L’OIRC travaille avec 50 000 neuroscientifiques de plus de 100 pays pour stimuler la coopération et l’éducation scientifiques dans le monde. Elle attire par ailleurs des talents hors pair. Le Dr Aguayo, rattaché au Centre de recherche en neurosciences de l’Université McGill et lauréat du prestigieux Prix Killam en sciences de la santé, est renommé pour avoir été le premier à démontrer la capacité des cellules nerveuses à se régénérer après une lésion. Il insiste tout particulièrement sur le fait que l’OIRC n’est pas une autre organisation de pays riches ayant pour mandat de prêter son expertise aux pays en développement. Les relations qui se nouent en son sein sont réciproques, comme en témoignent plusieurs avancées attribuables à des pays plutôt discrets sur la scène scientifique internationale. Le Chili, par exemple, est à l’avant-garde de la recherche sur la biophysique des membranes, et ce, malgré une pénurie de ressources.

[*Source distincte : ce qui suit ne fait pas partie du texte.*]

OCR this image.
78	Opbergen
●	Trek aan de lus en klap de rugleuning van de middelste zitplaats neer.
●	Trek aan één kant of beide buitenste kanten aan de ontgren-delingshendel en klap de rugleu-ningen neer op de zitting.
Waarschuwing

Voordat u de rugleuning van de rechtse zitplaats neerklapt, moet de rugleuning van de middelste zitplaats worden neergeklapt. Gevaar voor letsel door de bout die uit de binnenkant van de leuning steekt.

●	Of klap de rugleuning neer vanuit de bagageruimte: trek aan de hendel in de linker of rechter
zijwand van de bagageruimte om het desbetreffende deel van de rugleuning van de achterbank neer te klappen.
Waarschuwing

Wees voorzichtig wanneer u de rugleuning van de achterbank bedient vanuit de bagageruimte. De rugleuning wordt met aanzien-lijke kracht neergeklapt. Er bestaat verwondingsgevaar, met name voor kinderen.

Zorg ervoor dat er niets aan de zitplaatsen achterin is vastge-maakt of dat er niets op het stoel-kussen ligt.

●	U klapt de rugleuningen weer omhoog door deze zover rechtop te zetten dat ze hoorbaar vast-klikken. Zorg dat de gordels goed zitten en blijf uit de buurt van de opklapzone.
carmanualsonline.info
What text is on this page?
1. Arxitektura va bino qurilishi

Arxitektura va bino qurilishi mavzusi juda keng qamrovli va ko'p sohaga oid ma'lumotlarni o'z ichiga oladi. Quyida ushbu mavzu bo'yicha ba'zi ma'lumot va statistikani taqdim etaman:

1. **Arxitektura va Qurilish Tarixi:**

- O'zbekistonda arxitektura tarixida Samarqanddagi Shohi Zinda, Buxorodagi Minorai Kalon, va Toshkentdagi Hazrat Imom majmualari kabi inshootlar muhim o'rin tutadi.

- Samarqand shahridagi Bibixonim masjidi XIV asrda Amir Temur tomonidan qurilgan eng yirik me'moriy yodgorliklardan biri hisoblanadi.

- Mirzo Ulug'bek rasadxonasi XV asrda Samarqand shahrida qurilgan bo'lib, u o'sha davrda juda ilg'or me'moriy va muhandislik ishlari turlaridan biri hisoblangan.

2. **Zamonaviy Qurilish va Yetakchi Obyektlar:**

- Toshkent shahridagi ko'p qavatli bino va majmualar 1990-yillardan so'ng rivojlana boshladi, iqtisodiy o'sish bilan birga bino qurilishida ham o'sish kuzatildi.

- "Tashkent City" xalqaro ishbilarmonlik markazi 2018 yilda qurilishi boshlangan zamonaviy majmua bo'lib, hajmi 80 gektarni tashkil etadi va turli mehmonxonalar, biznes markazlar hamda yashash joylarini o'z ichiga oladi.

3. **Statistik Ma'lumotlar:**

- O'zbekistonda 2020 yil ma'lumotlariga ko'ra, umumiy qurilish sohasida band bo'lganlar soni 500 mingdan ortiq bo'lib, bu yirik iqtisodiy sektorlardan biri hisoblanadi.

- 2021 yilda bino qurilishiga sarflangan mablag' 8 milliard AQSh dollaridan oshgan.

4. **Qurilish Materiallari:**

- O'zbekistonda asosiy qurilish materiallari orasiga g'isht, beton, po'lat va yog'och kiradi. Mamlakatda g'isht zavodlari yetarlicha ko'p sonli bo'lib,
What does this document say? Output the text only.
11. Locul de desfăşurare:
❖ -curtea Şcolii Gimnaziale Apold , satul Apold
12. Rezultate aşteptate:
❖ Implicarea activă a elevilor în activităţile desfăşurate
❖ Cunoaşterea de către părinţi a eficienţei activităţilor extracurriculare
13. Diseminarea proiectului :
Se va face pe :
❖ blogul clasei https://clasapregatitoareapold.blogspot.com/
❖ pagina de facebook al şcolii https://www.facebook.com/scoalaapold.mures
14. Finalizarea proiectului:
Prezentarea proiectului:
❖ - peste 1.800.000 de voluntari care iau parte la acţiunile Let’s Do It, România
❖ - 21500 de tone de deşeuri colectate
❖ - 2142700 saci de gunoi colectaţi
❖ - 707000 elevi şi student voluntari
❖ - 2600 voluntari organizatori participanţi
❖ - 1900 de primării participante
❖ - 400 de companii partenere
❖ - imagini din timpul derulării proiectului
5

« Quiconque aborde la situation avec un complexe de supériorité risque de rater sa cible », précise le Dr Aguayo. L’OIRC a consolidé la recherche sur le cerveau et ses initiatives ont eu des retombées commerciales et sanitaires bénéfiques pour de nombreux pays, et ont permis la mise sur pied d’initiatives éducatives dont la tenue d’ateliers, en Afrique, sur le traitement de l’épilepsie induite par parasite.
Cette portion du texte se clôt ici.